Но недолго продлилась кукольная счастливая жизнь. В сумрачный декабрьский день вдруг поднялась суета, и куклу вниз головой засунули в огромный, пропахший табаком баул. Баул долго трясло и мотало из стороны в сторону, а когда он успокоился и куклу вытащили, это был уже другой город. Теплый и влажный город у моря. Жизнь пошла беспокойная. По утрам девочку будила уже не добрая горничная, а громкий будильник. Девочка сама умывалась, сама надевала лифчик и чулочки, сама шла в столовую, которая была совсем рядом со спальней.  Появились новые, незнакомые слова. Девочка ходила учиться в эсколь, отец девочки жаловался на высокий фермаж, а мама девочки принялась делать какие-то бродери.
Девочка росла, кукла сидела на комоде, ее давно нечесаные локоны свалялись, а кружева на платье обтрепались. Но она по-прежнему была любимицей: каждый вечер девочка садилась на кровать, брала куклу в руки и рассказывала ей обо всем-всем-всем, что случилось за день. И так девочка стала девушкой.
Однажды ранним летом она собрала свои юбки, блузки и чулки в фибровый чемоданчик, положила сверху куклу и уехала в Париж. Про Париж кукла знала почти все, потому что уже целый год девушка только и говорила об этом чудесном месте. У девушки был готов план. Она поступит в ателье, где будет манекеном, утром будет учиться на секретаршу, а по вечерам гулять по набережной в компании веселых молодых людей.
В общем, наверное, как-то так и вышло. Кукла, правда, ничего этого не видела. Кукла сидела на подоконнике в маленькой мансарде, глазела на шумную улицу и скучала. Хозяйка прибегала вечером, умывалась и ложилась спать. А утром сбрызгивала виски одеколоном, укладывала волосы и убегала.
А потом приехал важный господин, куклу снова сунули в чемодан и вытащили на свет в уютном будуаре, который цветом напоминал кукольное платье, когда оно было новым. Кукольное сердце чуяло что-то неладное. Девушка похудела, стала носить полосатые свитера и широкие брюки и курить сигареты на тонком янтарном мундштуке. Она подолгу разговаривала с кем-то по телефону, нервно смеялась и прищелкивала пальцами. Потом вдруг успокоилась и расцвела.
Кукла недоумевала, но однажды девушка пришла к ней веселая и довольная и сказала:
- Теперь я буду мадам Брошар, куколка, – и куклу отправили на чердак.
Время течет медленно, когда ждешь. Кукле показалось, что прошла целая вечность, когда ее наконец забрали с чердака. Девушка повзрослела, сменила прическу и ее назвали мамой две девочки в матросках.
- Вот, это моя Мари. Мы отдадим ее мастеру, и он поправит ее. – сказала девушка.
Мастер разобрал куклу, вскрыл тело , бусина выкатилась, упала на каменный пол и разбилась.

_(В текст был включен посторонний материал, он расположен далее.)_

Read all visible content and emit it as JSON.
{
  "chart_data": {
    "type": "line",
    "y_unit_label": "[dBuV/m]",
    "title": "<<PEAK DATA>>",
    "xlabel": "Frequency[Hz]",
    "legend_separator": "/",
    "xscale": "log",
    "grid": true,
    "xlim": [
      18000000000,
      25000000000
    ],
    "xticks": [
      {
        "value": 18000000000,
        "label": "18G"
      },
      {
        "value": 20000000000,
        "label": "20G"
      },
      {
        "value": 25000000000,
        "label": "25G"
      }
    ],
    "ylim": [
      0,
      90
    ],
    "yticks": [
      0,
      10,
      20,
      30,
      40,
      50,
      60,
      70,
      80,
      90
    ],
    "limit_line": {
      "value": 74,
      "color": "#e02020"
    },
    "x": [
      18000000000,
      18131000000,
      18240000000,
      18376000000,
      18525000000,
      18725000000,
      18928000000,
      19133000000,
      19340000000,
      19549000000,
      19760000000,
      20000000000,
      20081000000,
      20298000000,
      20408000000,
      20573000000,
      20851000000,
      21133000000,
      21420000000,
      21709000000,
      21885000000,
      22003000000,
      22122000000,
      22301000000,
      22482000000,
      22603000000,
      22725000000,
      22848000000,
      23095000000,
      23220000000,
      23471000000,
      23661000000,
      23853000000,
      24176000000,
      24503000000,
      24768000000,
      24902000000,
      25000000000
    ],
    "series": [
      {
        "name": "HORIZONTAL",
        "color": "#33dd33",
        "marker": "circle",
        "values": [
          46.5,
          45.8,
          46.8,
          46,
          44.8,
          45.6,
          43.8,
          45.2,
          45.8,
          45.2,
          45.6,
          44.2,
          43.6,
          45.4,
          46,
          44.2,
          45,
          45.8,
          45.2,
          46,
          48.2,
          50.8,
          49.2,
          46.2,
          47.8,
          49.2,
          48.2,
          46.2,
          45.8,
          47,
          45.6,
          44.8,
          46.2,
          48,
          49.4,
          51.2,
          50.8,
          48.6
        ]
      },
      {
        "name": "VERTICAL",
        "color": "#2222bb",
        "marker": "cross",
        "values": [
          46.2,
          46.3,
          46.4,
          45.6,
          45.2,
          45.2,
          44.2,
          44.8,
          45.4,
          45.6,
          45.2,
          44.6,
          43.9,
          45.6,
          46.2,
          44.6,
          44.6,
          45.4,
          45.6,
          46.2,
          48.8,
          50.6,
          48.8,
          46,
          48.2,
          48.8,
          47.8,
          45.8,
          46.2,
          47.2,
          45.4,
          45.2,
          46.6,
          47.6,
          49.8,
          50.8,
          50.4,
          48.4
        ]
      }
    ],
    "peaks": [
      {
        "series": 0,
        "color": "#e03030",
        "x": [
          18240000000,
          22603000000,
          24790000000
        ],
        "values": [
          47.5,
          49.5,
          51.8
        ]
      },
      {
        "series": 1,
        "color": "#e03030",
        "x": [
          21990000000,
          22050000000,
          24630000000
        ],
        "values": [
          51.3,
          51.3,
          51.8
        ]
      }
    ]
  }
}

И больше кукла ничего не видела и не понимала.

Показать полностью

Веретено

Мир забавен и суров в одно и то же время. Он, смеясь, разрушает наши самые продуманные планы и крепкой рукой заграждает нам самые просчитанные пути. И в тот миг, когда нам кажется, что все кончено, он, все так же добродушно посмеиваясь, выталкивает нас на новую дорогу. Господь бог создал рок специально для людей, чтобы мы помнили :как бы умен и умел ни был капитан Ахав, сколько бы опытных матросов ни собралось под его рукой, на него всегда найдется белый кит. Вы можете называть его Моби Диком, если вам так  привычней, но настоящее имя его - судьба. Итак, начнем мой рассказ, предисловие к которому, надеюсь, не окажется длиннее самого повествования.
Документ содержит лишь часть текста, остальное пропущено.